One of the benefits of Snakemake as a workflow management system is that it provides an easy way to apply the same workflow as new data comes in. By leveraging wildcards, a feature in Snakemake, we can adapt our existing workflows to process multiple datasets with minimal additional effort.
Wildcards in Snakemake are placeholders or variables used in rules that can match multiple file names or data identifiers, allowing for the flexible and dynamic generation of workflow tasks. When you define a rule in Snakemake, you can use wildcards to specify parts of file names that vary between different instances of the same type of file. For example, if you have multiple datasets named dataset1.csv
, dataset2.csv
, instead of explicitly specifying path/to/dataset1.csv
in the rule you can use a wildcard in your rule to match all these files by making the variable portion of the name a wildcard: path/to/dataset{session_id}.csv
. In this case Snakemake knows that {session_id}
is not fixed.
This is how the complete rule could look like using wildcards:
rule clean_dataset:
input: "data/raw/dataset{session_id}.csv"
output: "data/processed/dataset{session_id}_clean.csv"
run:
import pandas as pd
df = pd.read_csv(input[0]) # Use indexing since 'input' can contain multiple items
df_clean = df.dropna() # remove rows with NaN values
df_clean.to_csv(output[0], index=False) # Use indexing since 'output' can contain multiple items
The last component that we need to add to this Snakemake workflow is the rule all
where we list all the outputs we expect the workflow to generate:
rule all:
input:
"data/processed/dataset1_clean.csv",
"data/processed/dataset2_clean.csv"
Putting these two components together we have our complete Snakefile:
workdir: "../.."
rule all:
input:
"data/processed/dataset1_clean.csv",
"data/processed/dataset2_clean.csv"
rule clean_dataset:
input: "data/raw/dataset{session_id}.csv"

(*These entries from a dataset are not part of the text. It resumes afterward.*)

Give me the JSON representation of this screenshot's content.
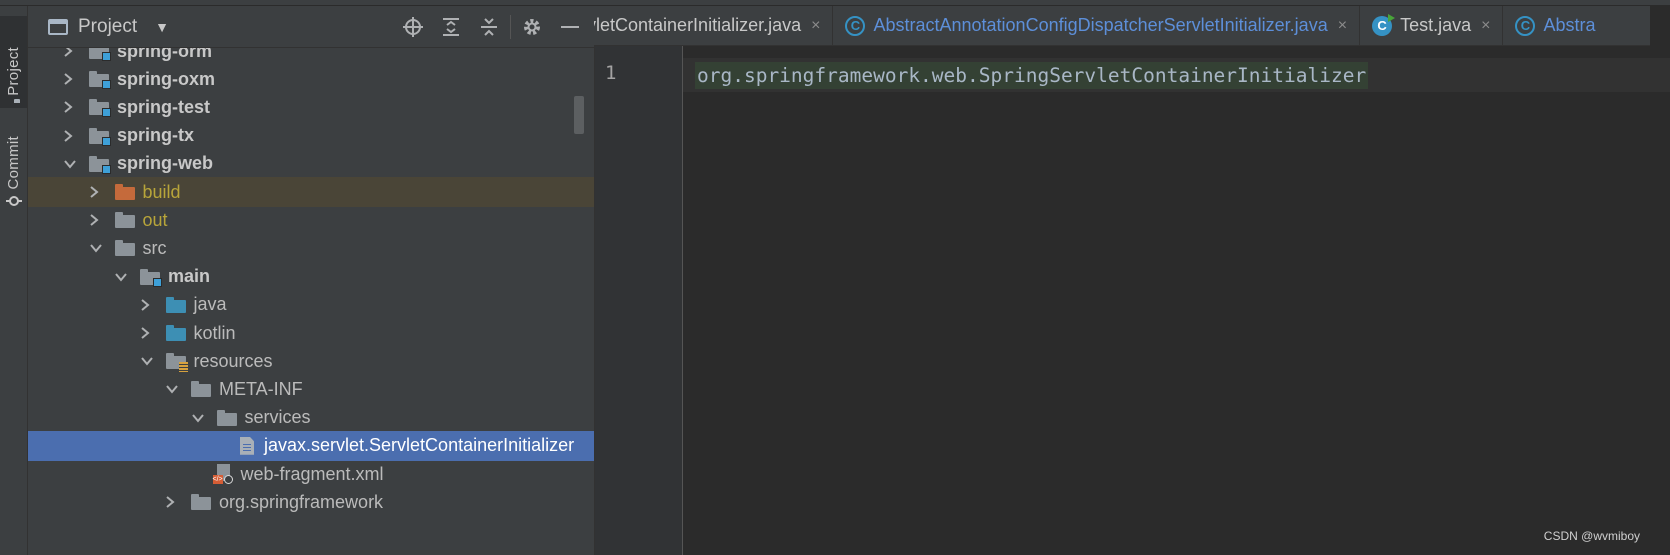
{
  "left_stripe": {
    "project_label": "Project",
    "commit_label": "Commit"
  },
  "project_panel": {
    "title": "Project",
    "tools": {
      "locate": "⊕",
      "expand": "⇕",
      "collapse": "⇔",
      "settings": "⚙",
      "hide": "—"
    },
    "tree": [
      {
        "label": "spring-orm",
        "style": "bold",
        "icon": "module-folder",
        "chevron": "right",
        "indent": 0
      },
      {
        "label": "spring-oxm",
        "style": "bold",
        "icon": "module-folder",
        "chevron": "right",
        "indent": 0
      },
      {
        "label": "spring-test",
        "style": "bold",
        "icon": "module-folder",
        "chevron": "right",
        "indent": 0
      },
      {
        "label": "spring-tx",
        "style": "bold",
        "icon": "module-folder",
        "chevron": "right",
        "indent": 0
      },
      {
        "label": "spring-web",
        "style": "bold",
        "icon": "module-folder",
        "chevron": "down",
        "indent": 0
      },
      {
        "label": "build",
        "style": "olive",
        "icon": "excluded-folder",
        "chevron": "right",
        "indent": 1
      },
      {
        "label": "out",
        "style": "olive",
        "icon": "folder",
        "chevron": "right",
        "indent": 1
      },
      {
        "label": "src",
        "style": "normal",
        "icon": "folder",
        "chevron": "down",
        "indent": 1
      },
      {
        "label": "main",
        "style": "bold",
        "icon": "module-folder",
        "chevron": "down",
        "indent": 2
      },
      {
        "label": "java",
        "style": "normal",
        "icon": "source-folder",
        "chevron": "right",
        "indent": 3
      },
      {
        "label": "kotlin",
        "style": "normal",
        "icon": "source-folder",
        "chevron": "right",
        "indent": 3
      },
      {
        "label": "resources",
        "style": "normal",
        "icon": "resources-folder",
        "chevron": "down",
        "indent": 3
      },
      {
        "label": "META-INF",
        "style": "normal",
        "icon": "folder",
        "chevron": "down",
        "indent": 4
      },
      {
        "label": "services",
        "style": "normal",
        "icon": "folder",
        "chevron": "down",
        "indent": 5
      },
      {
        "label": "javax.servlet.ServletContainerInitializer",
        "style": "selected",
        "icon": "text-file",
        "chevron": "none",
        "indent": 6
      },
      {
        "label": "web-fragment.xml",
        "style": "normal",
        "icon": "xml-file",
        "chevron": "none",
        "indent": 5
      },
      {
        "label": "org.springframework",
        "style": "normal",
        "icon": "folder",
        "chevron": "right",
        "indent": 4
      }
    ]
  },
  "editor": {
    "tabs": [
      {
        "label": "vletContainerInitializer.java",
        "icon": "none",
        "style": "normal"
      },
      {
        "label": "AbstractAnnotationConfigDispatcherServletInitializer.java",
        "icon": "abstract-class-icon",
        "style": "link"
      },
      {
        "label": "Test.java",
        "icon": "runnable-class-icon",
        "style": "normal"
      },
      {
        "label": "Abstra",
        "icon": "abstract-class-icon",
        "style": "link"
      }
    ],
    "close_glyph": "×",
    "line_number": "1",
    "code": "org.springframework.web.SpringServletContainerInitializer"
  },
  "watermark": "CSDN @wvmiboy"
}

output: "data/processed/dataset{session_id}_clean.csv"
run:
import pandas as pd
df = pd.read_csv(input[0]) # Use indexing since 'input' can contain multiple items
df_clean = df.dropna() # remove rows with NaN values
df_clean.to_csv(output[0], index=False) # Use indexing since 'output' can contain multiple items
Exercise: The above Snakefile is already in workflows/workflow1
folder. Run it and see if it works. We should see that the processed
folder is created and we have two csv files in it.
Exercise: Create a rule that takes the dataset{session_id}.csv
(in the data/raw
folder) and saves a new file dataset{session_id}_valid.csv
(in the data/processed
folder) only containing valid trials. You can use the following Python code directly in the rule:
df = pd.read_csv(input[0])
df_valid = df[df.valid].copy()
df_valid.to_csv(output[0], index=False)
Please run the rule and check if it works.
Exercise: In the data/raw
folder we have some subject-specific data for two subjects. Create a rule that takes the task{session_id}.csv
for each subject and saves a new file task{session_id}_valid.csv
(in the data/processed
folder) only containing valid trials. Note that we want the output files to also be stored in subject-specific folders, just like how it is in the data/raw
folder. Use can use the same Python code as in the previous exercise. Please run the rule and check if it works.
Exercise: In our subject-specific data we also have the reponse time for each session. Create a histogram for each response_time.npy
file and save them in the figures
folder, while maintaining the subject-specific folder structure. You can use the following Python code directly in the rule to save a histogram for a specific response time file:
import numpy as np
import matplotlib.pyplot as plt
data = np.load(input[0])
plt.hist(data)
plt.savefig(output[0])
Please run the rule and check if it works.
We can also access specific values of the wildcards that we define in the file path. We can access the specific value of the wildcard either inside the python code or pass it to a python scripts as additional arguments. Going back to our first example, let's assume we would like to additionally add the session_id
, which is a wildcard, as a new column to our data as we clean it. We can get the specific value of session_id
in our code using wildcards.session_id
:
rule clean_dataset:
input: "data/raw/dataset{session_id}.csv"
output: "data/processed/dataset{session_id}_clean.csv"
run:
import pandas as pd
df = pd.read_csv(input[0]) # Use indexing since 'input' can contain multiple items
df_clean = df.dropna() # remove rows with NaN values
df_clean["session_id"] = wildcards.session_id # add session_id as a column
df_clean.to_csv(output[0], index=False) # Use indexing since 'output' can contain multiple items
Exercise: Change the rule from the very first exercise to the above version and see if the session_id
is indeed added as a new column.
Exercise: Change the rule for creating histogram for the response time such that the histogram has a different color for each subject.
Let's create a workflow for the Steinmetz dataset. We have a workflow folder called workflow_steinmetz
. Inside it you'll find a Snakefile that already contains rules to create figures for some of the behavioral variables using some of the functions we create together during the workshop.
It's time to put it all together, but there is one last step that is missing: the current version of the workflow is only designed to work with the data from a specific recording session. First check if the current workflow works properly, and then let's changes it such that it runs for all the recording sessions we have 🎉